Bir kere “Yalan söylemek haramdır” derler, ama yalan söylemekten de geri kalmazlar.

“Allah her şeyi bilen, gören ve işitendir”, elbette yalan söyleyeni de bilmektedir.

Yalan söylemenin şeytanla işbirliği yapıldığı bilinmelidir.

Yalancının mevcudiyeti, karanlık ruh halidir.

Yalancı söyledikleriyle, ancak zaman içerisinde kendini kandırmaktan öteye gidemeyecektir.

Yalan söyleyen kişinin üslubu,  tavrı, davranışı, sözleri bile doğru söyleyene göre farklıdır.

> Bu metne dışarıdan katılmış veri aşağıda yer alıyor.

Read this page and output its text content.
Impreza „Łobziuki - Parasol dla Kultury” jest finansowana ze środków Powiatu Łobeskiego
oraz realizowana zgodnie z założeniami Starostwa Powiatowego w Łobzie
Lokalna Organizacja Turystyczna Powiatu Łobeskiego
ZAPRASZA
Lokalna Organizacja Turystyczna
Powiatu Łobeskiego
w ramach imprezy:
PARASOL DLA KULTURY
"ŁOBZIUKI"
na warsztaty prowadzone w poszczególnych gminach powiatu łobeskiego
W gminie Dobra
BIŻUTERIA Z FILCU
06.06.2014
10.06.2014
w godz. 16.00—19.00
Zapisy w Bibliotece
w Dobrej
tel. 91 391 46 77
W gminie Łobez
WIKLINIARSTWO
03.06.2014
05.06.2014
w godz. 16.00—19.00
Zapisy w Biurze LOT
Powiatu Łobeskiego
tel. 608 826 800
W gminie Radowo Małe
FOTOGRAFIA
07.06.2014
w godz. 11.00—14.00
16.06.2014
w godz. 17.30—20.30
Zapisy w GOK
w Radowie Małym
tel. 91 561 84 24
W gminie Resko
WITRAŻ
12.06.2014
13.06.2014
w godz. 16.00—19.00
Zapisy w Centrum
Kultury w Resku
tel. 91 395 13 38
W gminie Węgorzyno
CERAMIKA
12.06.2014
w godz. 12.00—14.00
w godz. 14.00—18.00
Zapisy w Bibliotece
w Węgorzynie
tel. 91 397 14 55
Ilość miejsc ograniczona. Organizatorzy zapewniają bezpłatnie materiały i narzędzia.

Yalancı insan, canını, malını, kendini, en önemlisi de dostlarını arkadaşlarını kaybeder ve insanlarla olan ilişkileri sekteye uğrar.

Yalancının sinsidir, bencildir, korkutucudur, insanı huzursuz eder, kuşku uyandırır.

Kuran`da bildirildiği gibi, yalancılığın çözümü ancak Allah`a olan sadakatle, Allah korkusu olur.

İnancımız gereği kimsenin Ahirette kimse yalan söyleyemeyeceğini biliyoruz.

Peygamber Efendimiz’ (sav)`in yalandan sakınmakla ilgili hadis-i şerifleri ve İslam âlimlerinin yalanın zararları konusunda sayısız sözleri vardır.

Unutulmamasın ki dürüst olanlar daima kazanırlar.

Yalan söylemenin iyi karşılanmamasının yanı sıra, yalan söylemenin mazur görüldüğü bazı yerler ve zamanlar vardır.

Savaşta, iki Müslümanı barıştırmak için, iki Müslümanın aralarının açılmasını önlemek için, eşi ile iyi geçinmek için,  zalimden, bir Müslümanın bulunduğu yeri gizlemek için, Müslümanın malını zalimlerden korumak için, Müslümanı memnun etmek için, Müslümanın günahını, sırrını ve ayıbını gizlemek için, fakire ikram içi,  haklı iken, karşısındakine “sen haklısın” demek için, doğru olmamakla beraber yalan söylenebilir.